Ich bin jedenfalls gespannt, wie es weiter geht. Und ja, ich hoffe auf das Beste und bin zumindest hier zuversichtlich. Vielleicht wünsche ich mir insgeheim auch, dass wir nächste Woche total motiviert und optimistisch in eine neue Runde Homeschooling und Kindergarten zu Hause starten. Ganz ohne Streit oder Frustration. Vielleicht ist es wirklich auch ein bisschen Einstellungssache. Nach Regen kommt Sonnenschein. Morgen ist ein neuer Tag. Irgendwas ist da wohl hoffentlich dran.

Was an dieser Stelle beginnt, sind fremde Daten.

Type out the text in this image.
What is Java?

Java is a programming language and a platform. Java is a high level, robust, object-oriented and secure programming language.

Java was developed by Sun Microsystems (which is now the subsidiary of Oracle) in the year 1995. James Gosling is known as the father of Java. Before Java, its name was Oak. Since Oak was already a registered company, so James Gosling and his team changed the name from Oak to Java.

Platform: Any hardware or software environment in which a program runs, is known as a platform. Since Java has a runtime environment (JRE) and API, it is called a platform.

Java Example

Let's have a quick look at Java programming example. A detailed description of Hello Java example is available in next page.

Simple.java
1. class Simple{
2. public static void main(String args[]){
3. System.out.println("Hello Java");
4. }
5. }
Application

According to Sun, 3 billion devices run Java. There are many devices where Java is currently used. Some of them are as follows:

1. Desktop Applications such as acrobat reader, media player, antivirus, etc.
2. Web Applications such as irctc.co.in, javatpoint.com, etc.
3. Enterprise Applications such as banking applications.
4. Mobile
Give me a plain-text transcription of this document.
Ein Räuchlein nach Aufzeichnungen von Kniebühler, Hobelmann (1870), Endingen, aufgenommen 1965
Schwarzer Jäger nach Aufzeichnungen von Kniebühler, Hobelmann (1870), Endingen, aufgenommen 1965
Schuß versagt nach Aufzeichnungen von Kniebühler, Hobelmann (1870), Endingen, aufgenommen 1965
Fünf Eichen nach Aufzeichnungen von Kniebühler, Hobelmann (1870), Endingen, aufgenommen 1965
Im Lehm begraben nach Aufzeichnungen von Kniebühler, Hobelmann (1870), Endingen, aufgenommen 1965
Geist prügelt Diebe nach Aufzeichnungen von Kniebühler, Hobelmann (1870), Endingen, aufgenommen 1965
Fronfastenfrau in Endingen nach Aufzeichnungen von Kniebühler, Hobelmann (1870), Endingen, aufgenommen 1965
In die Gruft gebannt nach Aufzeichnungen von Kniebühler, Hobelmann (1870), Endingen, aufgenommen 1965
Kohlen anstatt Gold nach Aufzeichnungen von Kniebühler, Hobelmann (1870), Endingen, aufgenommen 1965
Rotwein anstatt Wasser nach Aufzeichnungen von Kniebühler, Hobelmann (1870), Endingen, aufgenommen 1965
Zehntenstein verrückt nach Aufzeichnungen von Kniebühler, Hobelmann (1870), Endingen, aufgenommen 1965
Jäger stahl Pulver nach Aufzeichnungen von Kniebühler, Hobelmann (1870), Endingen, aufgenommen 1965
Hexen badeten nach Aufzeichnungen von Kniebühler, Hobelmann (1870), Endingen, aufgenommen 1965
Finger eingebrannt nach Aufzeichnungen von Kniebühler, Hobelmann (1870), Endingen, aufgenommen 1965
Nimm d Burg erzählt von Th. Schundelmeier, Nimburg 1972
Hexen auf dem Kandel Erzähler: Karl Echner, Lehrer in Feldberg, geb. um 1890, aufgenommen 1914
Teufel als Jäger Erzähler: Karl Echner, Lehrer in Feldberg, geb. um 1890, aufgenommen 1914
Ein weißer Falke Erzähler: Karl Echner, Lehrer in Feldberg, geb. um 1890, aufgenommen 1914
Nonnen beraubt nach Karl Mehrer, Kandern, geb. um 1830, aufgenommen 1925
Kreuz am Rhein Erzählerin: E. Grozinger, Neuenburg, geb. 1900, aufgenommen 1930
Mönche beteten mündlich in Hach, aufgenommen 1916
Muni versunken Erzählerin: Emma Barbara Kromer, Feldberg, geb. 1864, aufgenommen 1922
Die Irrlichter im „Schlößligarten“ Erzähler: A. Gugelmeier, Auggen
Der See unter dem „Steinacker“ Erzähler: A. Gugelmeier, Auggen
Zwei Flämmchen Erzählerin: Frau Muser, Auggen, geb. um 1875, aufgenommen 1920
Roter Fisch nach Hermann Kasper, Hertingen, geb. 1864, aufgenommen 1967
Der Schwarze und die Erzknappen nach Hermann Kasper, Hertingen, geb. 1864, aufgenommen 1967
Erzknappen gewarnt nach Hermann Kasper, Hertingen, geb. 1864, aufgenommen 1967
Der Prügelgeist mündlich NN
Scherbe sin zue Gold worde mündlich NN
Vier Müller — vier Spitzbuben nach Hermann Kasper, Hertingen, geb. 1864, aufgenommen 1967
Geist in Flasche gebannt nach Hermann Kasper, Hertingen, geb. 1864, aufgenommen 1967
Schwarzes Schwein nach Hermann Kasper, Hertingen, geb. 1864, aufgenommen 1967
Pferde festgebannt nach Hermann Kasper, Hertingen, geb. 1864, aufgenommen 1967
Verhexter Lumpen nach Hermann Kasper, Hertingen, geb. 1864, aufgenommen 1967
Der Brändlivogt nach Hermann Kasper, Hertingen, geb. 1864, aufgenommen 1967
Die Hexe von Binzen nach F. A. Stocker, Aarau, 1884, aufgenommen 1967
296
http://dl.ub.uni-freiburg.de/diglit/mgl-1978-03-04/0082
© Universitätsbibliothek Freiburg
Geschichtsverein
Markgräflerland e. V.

Nachtrag: Tag 1 nach den Osterferien ist noch nicht einmal zur Hälfte vorbei. Der Vormittag verläuft halbwegs in Ordnung, ich erkläre Mika-Flynn seine Aufgaben, die er auch noch recht motiviert abarbeitet. In dieser Zeit spielt Taavi bei Papa auf dem Dachboden. Nach dem Mittag geht es weiter. Während ich das Baby auf dem Schoß habe und dem großen Bruder die Uhr erklären soll, hüpft und turnt Taavi auf dem Sofa herum und macht dabei die ganze Zeit Lärm. Trotz mehrmaligem Bitten will er nicht in sein Zimmer gehen, während ich mit Mika-Flynn lerne. Auf einmal rumst es und er kommt hinterm Sofa hervor. Heulend. Zuerst bin ich wütend, dass er schon wieder nicht hören konnte, sich schon wieder in Gefahr gebracht hat, wie schon so oft in den letzten Wochen. Bis ich sehe, dass er blutet. Platzwunde am Hinterkopf. Alles rot. Haare, Kleidung, Fußboden. Er ist mit dem Kopf auf die Heizung hinterm Sofa geknallt. Bei mir brechen alle Dämme. Ich weine mit meinem Kind, bin verzweifelt und mag nicht mehr. Mika-Flynn holt Yannick, der ruhig bleibt und dabei hilft, Taavi zu versorgen. Es war nur der Schreck und keine halbe Stunde später tollt Taavi wieder durch die Gegend. Aber für mich ist der Tag gelaufen. Was erwartet uns noch in den nächsten Wochen? Monaten? Wie sollen wir das alle schaffen?